L’appello dei gestori alla rimodulazione fiscale sulla birra
Secondo un sondaggio somministrato da Fondazione Birra Moretti a 135 soggetti, gestori e lavoratori Ho.Re.Ca. e del settore distribuzione, 7 addetti su 10 investirebbero nell’impresa i benefici di una minore accisa sulla birra.
Ciò che deve arrivare alle istituzioni è la voglia di riemergere insita ancora in tante attività. Una voglia che dovrebbe essere assolutamente tutelata e incentivata con un’adeguata rimodulazione fiscale sulla birra. Sebbene il 40% degli intervistati reputa gli aiuti governativi per nulla adeguati, il 70% di loro investirebbe volentieri nell’impresa i benefici di una minore accisa. Si chiede dunque: agevolazione sugli spazi, riduzione dell’Iva e dell’accise, incentivi per impianti sulla birra in fusto, agevolazioni sul vuoto a rendere e sulla mobilità.
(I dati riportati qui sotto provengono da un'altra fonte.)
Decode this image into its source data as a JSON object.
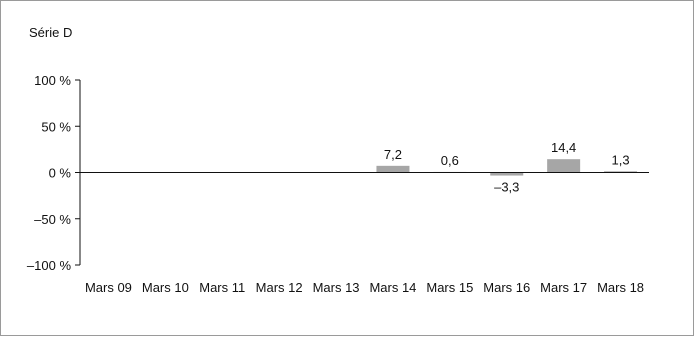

Una tassazione differente, per un settore tanto performante, oltre che far girare l’economia del Paese, permetterebbe un giro d’affari capace di rilanciare l’out of made. Un settore che altrimenti dovrebbe dire addio a circa 50 mila locali che attualmente danno lavoro a 350 mila persone (Fonte Fipe Confcommercio).